EMPLOYMENT AGREEMENT

Contract Categories: Human Resources - Employment Agreements
EX-10.1 2 v127846_ex10-1.htm
EMPLOYMENT AGREEMENT


This Employment Agreement is made as of September 29, 2008 by and between City Loan, and its related businesses and affiliates (collectively the “Company”) and David Burke (the “Employee”)(collectively “the parties”).

The parties hereto agree as follows:

1. Employment. Subject to the terms and conditions set forth in this Agreement, the Company agrees to employ the Employee, and the Employee accepts employment with the Company, upon the terms set forth in the Agreement.

2. Term.
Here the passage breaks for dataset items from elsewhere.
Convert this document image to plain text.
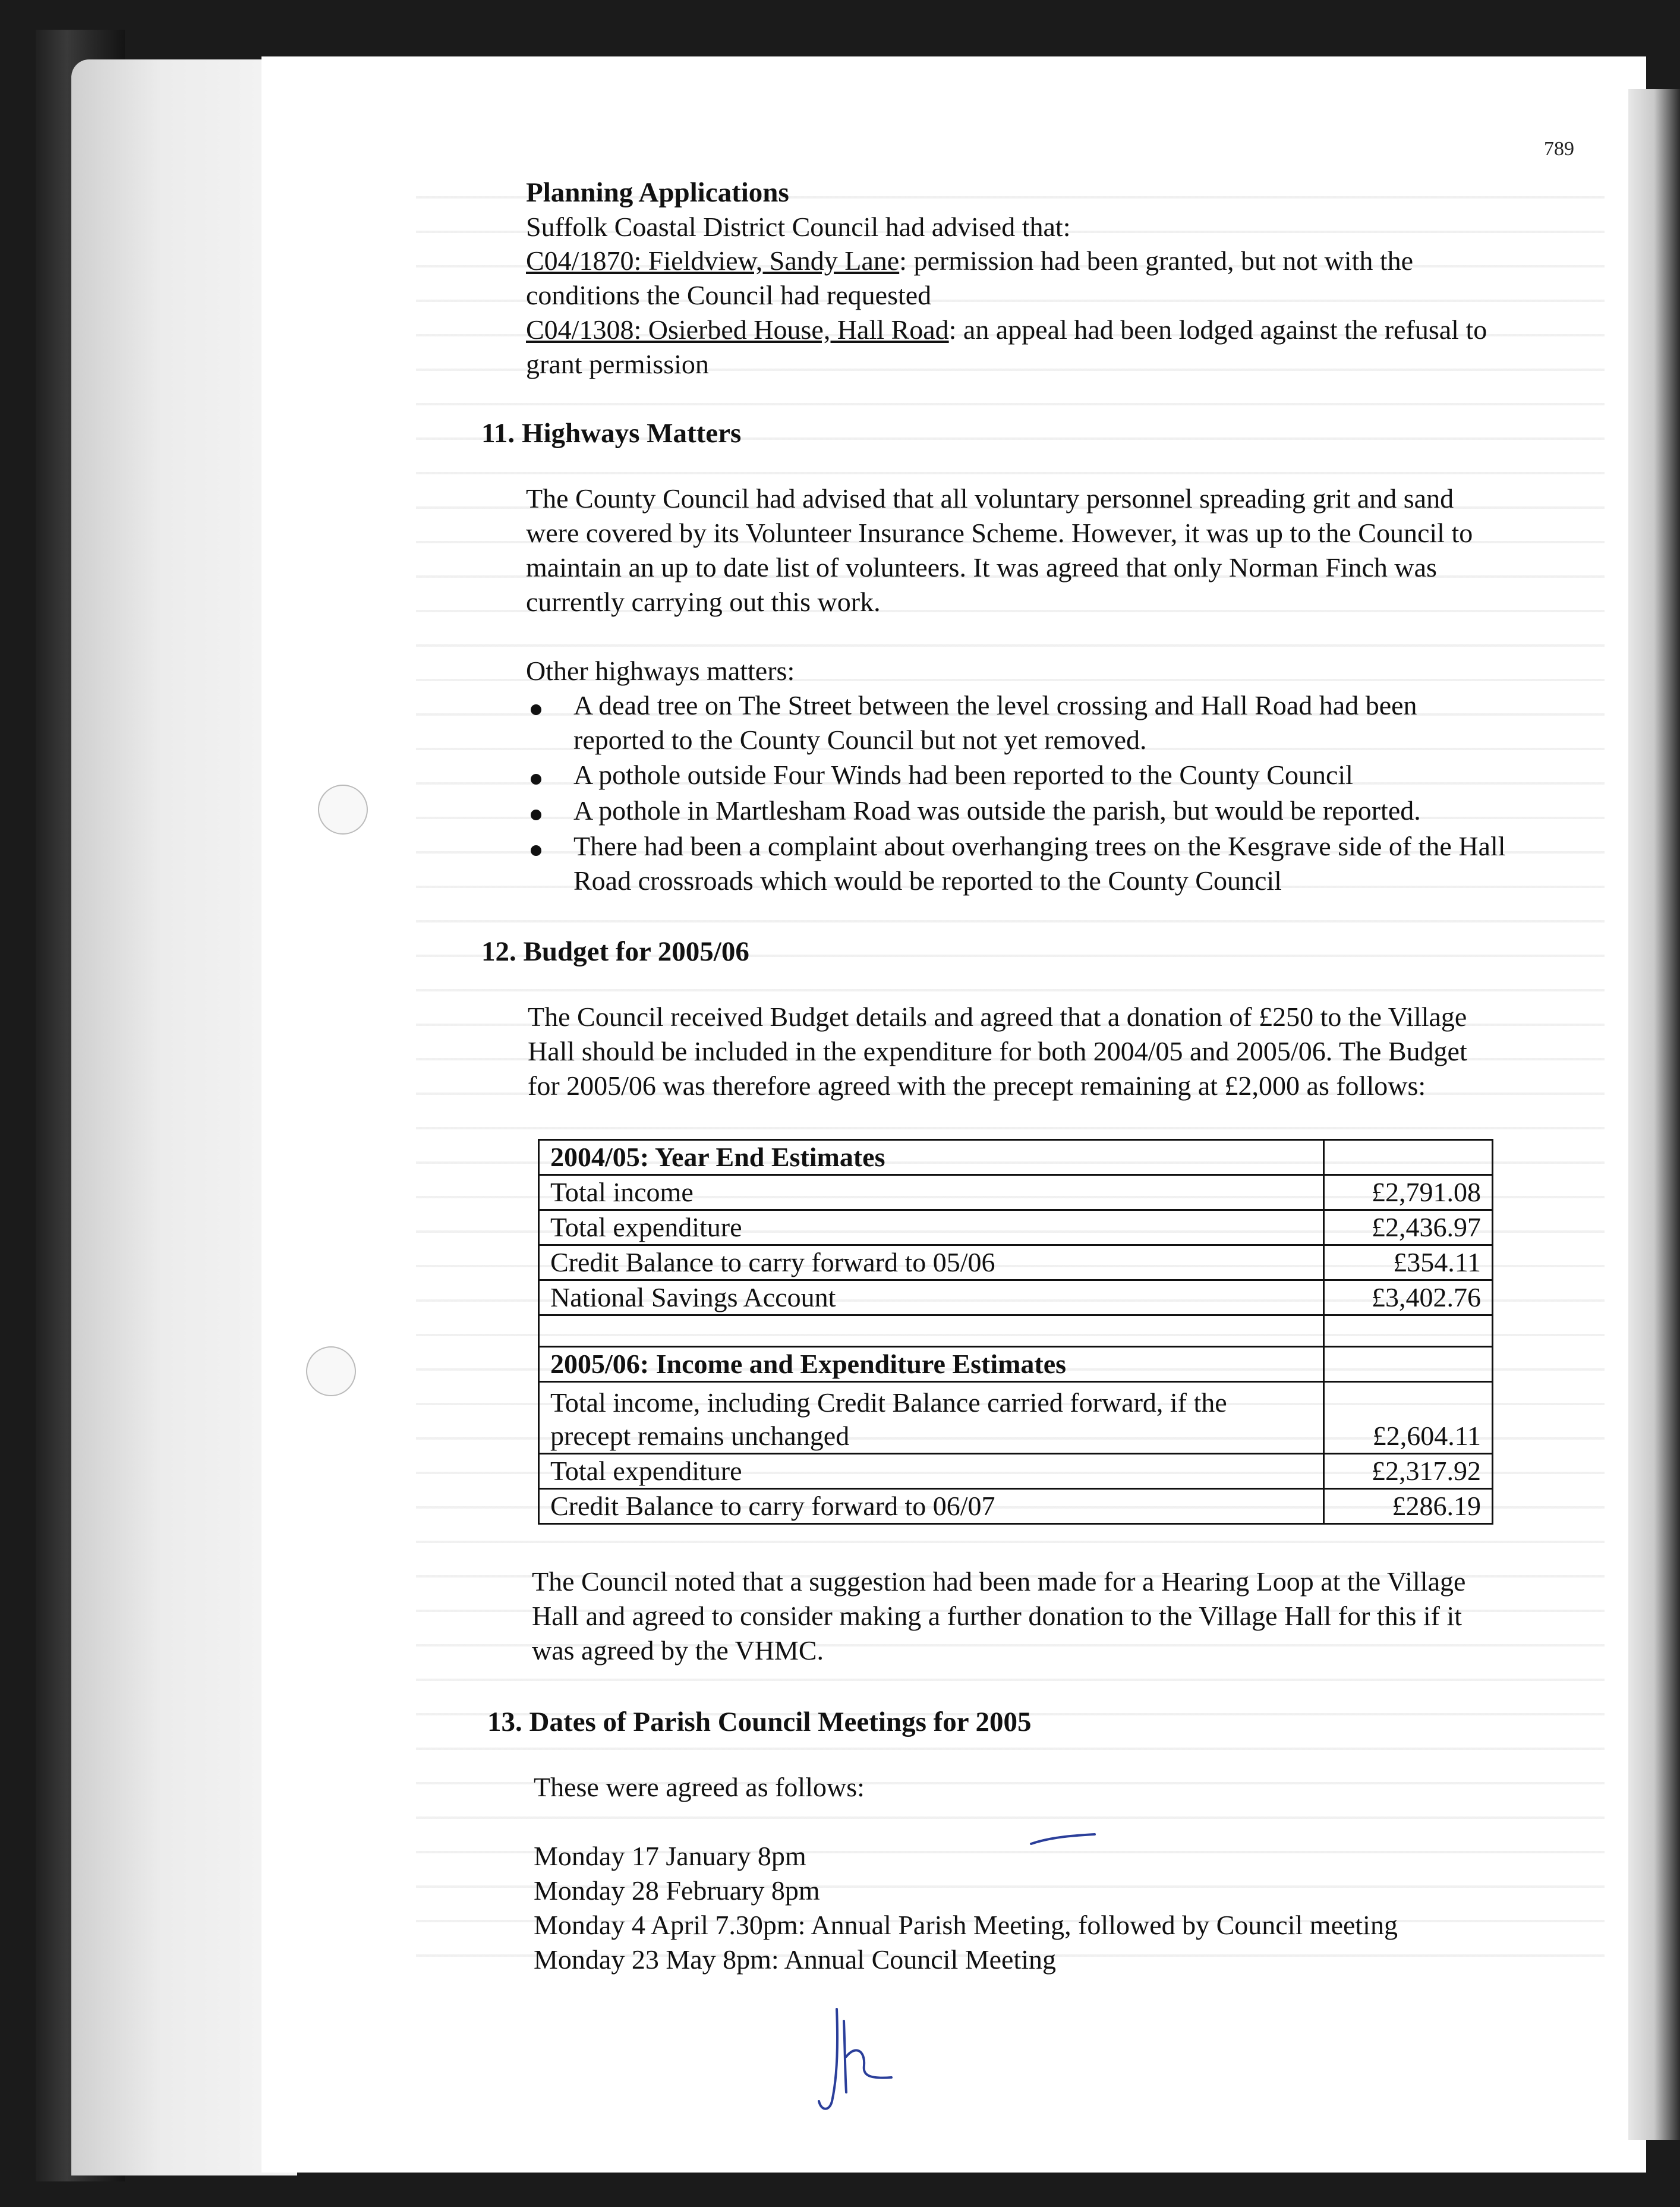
789
Planning Applications
Suffolk Coastal District Council had advised that:
C04/1870: Fieldview, Sandy Lane: permission had been granted, but not with the
conditions the Council had requested
C04/1308: Osierbed House, Hall Road: an appeal had been lodged against the refusal to
grant permission
11. Highways Matters
The County Council had advised that all voluntary personnel spreading grit and sand
were covered by its Volunteer Insurance Scheme. However, it was up to the Council to
maintain an up to date list of volunteers. It was agreed that only Norman Finch was
currently carrying out this work.
Other highways matters:
A dead tree on The Street between the level crossing and Hall Road had been
reported to the County Council but not yet removed.
A pothole outside Four Winds had been reported to the County Council
A pothole in Martlesham Road was outside the parish, but would be reported.
There had been a complaint about overhanging trees on the Kesgrave side of the Hall
Road crossroads which would be reported to the County Council
12. Budget for 2005/06
The Council received Budget details and agreed that a donation of £250 to the Village
Hall should be included in the expenditure for both 2004/05 and 2005/06. The Budget
for 2005/06 was therefore agreed with the precept remaining at £2,000 as follows:
2004/05: Year End Estimates	
Total income	£2,791.08
Total expenditure	£2,436.97
Credit Balance to carry forward to 05/06	£354.11
National Savings Account	£3,402.76

2005/06: Income and Expenditure Estimates	
Total income, including Credit Balance carried forward, if the precept remains unchanged	£2,604.11
Total expenditure	£2,317.92
Credit Balance to carry forward to 06/07	£286.19
The Council noted that a suggestion had been made for a Hearing Loop at the Village
Hall and agreed to consider making a further donation to the Village Hall for this if it
was agreed by the VHMC.
13. Dates of Parish Council Meetings for 2005
These were agreed as follows:
Monday 17 January 8pm
Monday 28 February 8pm
Monday 4 April 7.30pm: Annual Parish Meeting, followed by Council meeting
Monday 23 May 8pm: Annual Council Meeting
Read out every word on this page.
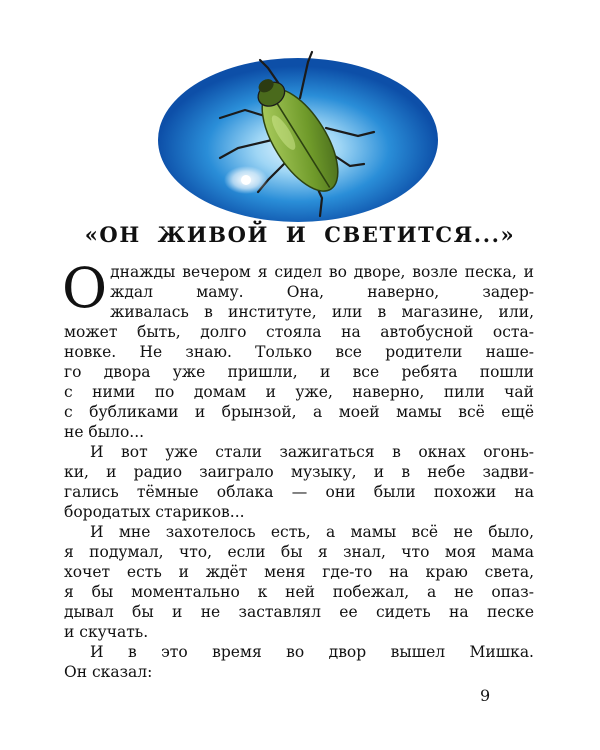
«ОН ЖИВОЙ И СВЕТИТСЯ...»

Однажды вечером я сидел во дворе, возле песка, и ждал маму. Она, наверно, задер-

живалась в институте, или в магазине, или,

может быть, долго стояла на автобусной оста-

новке. Не знаю. Только все родители наше-

го двора уже пришли, и все ребята пошли

с ними по домам и уже, наверно, пили чай

с бубликами и брынзой, а моей мамы всё ещё

не было...

И вот уже стали зажигаться в окнах огонь-

ки, и радио заиграло музыку, и в небе задви-

гались тёмные облака — они были похожи на

бородатых стариков...

И мне захотелось есть, а мамы всё не было,

я подумал, что, если бы я знал, что моя мама

хочет есть и ждёт меня где-то на краю света,

я бы моментально к ней побежал, а не опаз-

дывал бы и не заставлял ее сидеть на песке

и скучать.

И в это время во двор вышел Мишка.

Он сказал:

9
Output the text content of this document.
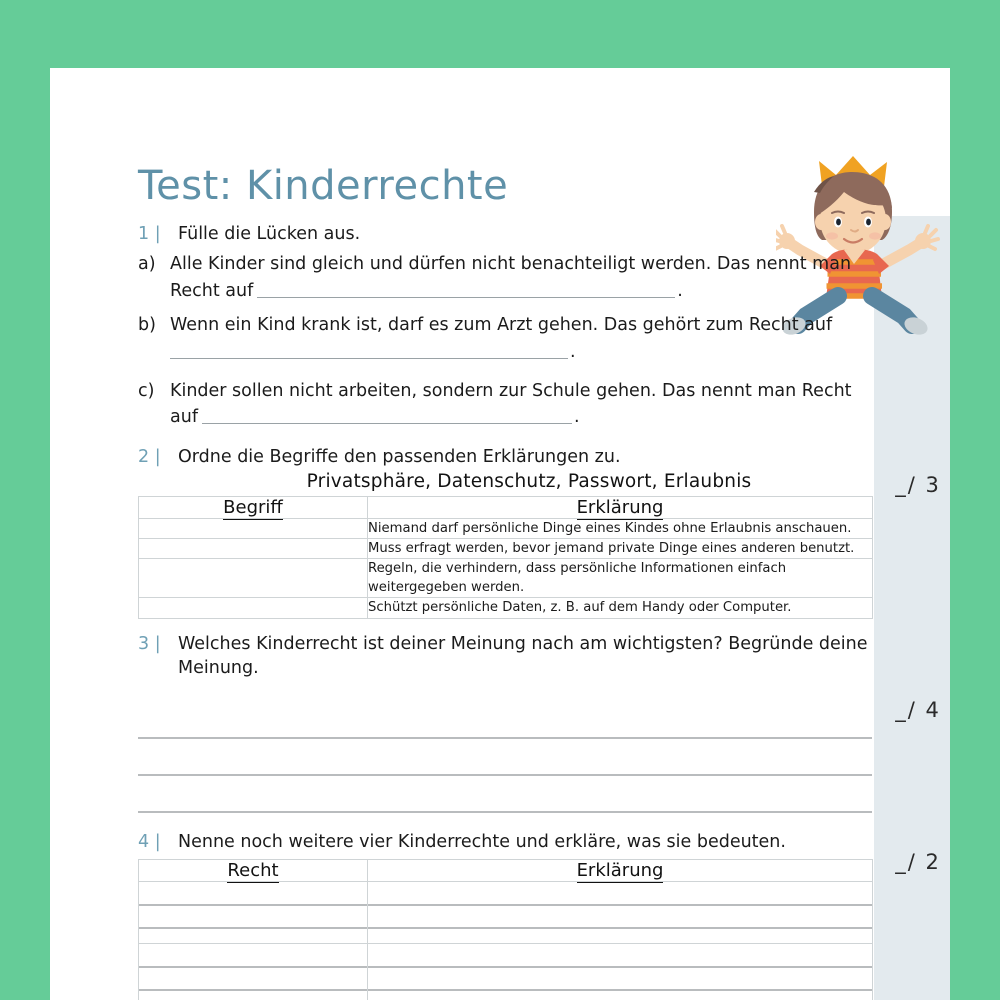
_/ 3
_/ 4
_/ 2
Test: Kinderrechte
1 | Fülle die Lücken aus.
a) Alle Kinder sind gleich und dürfen nicht benachteiligt werden. Das nennt man Recht auf	.
b) Wenn ein Kind krank ist, darf es zum Arzt gehen. Das gehört zum Recht auf
.
c) Kinder sollen nicht arbeiten, sondern zur Schule gehen. Das nennt man Recht auf	.
2 | Ordne die Begriffe den passenden Erklärungen zu.
Privatsphäre, Datenschutz, Passwort, Erlaubnis
Begriff	Erklärung
	Niemand darf persönliche Dinge eines Kindes ohne Erlaubnis anschauen.
	Muss erfragt werden, bevor jemand private Dinge eines anderen benutzt.
	Regeln, die verhindern, dass persönliche Informationen einfach weitergegeben werden.
	Schützt persönliche Daten, z. B. auf dem Handy oder Computer.
3 | Welches Kinderrecht ist deiner Meinung nach am wichtigsten? Begründe deine Meinung.
4 | Nenne noch weitere vier Kinderrechte und erkläre, was sie bedeuten.
Recht	Erklärung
Subject to earlier termination as hereafter provided, the Employee shall be employed hereunder for an original term commencing as of September 29, 2008 (the “Effective Date”) and ending on September 30, 2009. The term of this employment may be renewed upon mutual agreement of the parties.

3. Capacity and Performance.    

3.1 Title; Reporting Relationship. During the term hereof, the Employee shall serve the Company in the position of Chief Financial Officer (“CFO”), reporting directly to the Chief Executive Officer (the “CEO”), or to such other person(s) as the CEO may choose to designate.

3.2 Performance. During the term hereof, the Employee shall be employed by the Company on a full-time basis and shall perform and discharge (faithfully, diligently and to the best of his ability) such duties and responsibilities on behalf of the Company as may be designated from time to time by the CEO. During the term hereof, the Employee shall devote his full efforts exclusively to the advancement of the business and interests of the Company and to the discharge of his duties and responsibilities hereunder. The Employee shall not engage in any other business activity except as otherwise approved in writing and in advance by the CEO.

4. Compensation and Benefits. As compensation for all services performed by the Employee under this Agreement and subject to Section 5 hereof and performance of the Employee’s duties and of the obligations of the Employee to the Company, pursuant to this Agreement or otherwise, the Employee shall receive the following:

4.1 Base Salary. During the term hereof, the Company shall pay the Employee a base salary at the rate of $12,500 per month, less applicable withholdings and deductions in accordance with the usual payroll practices of the Company. Such base salary is hereafter referred to as the “Base Salary.”

4.2 Signing Bonus. Upon the Employee’s execution of this Agreement, the Company will grant the Employee a signing bonus equal to one-half of one percent (.5%) of the outstanding shares at that time, vesting after 90 days of employment and subject to a standard lock-up and leak out agreement governing the sale of shares.
 
 
 

 
 
4.3 Cash Bonus. The Employee may be entitled to receive a Cash Bonus based upon the Company’s success in Fiscal Year 2009. The amount and the Employee’s entitlement to receive such Cash Bonus shall be based upon the metric set forth in the Management By Objective (“MBO”) plan provided to the Employee by the Company within 60 days of the beginning of the Employee’s term of employment.

4.4 Equity Bonus. The Employee may be entitled to additional equity ownership in the Company based upon the Employee’s performance with the Company. The Employee shall be eligible to earn up to an additional two percent (2%) of the outstanding shares at that time, vesting after 36 months of employment and subject to a standard lock-up and leak out agreement governing the sale of shares. The Employee’s entitlement to receive such Equity Bonus shall be based upon the metric set forth in the Management By Objective (“MBO”) plan provided to the Employee by the Company within 60 days of the beginning of the Employee’s term of employment.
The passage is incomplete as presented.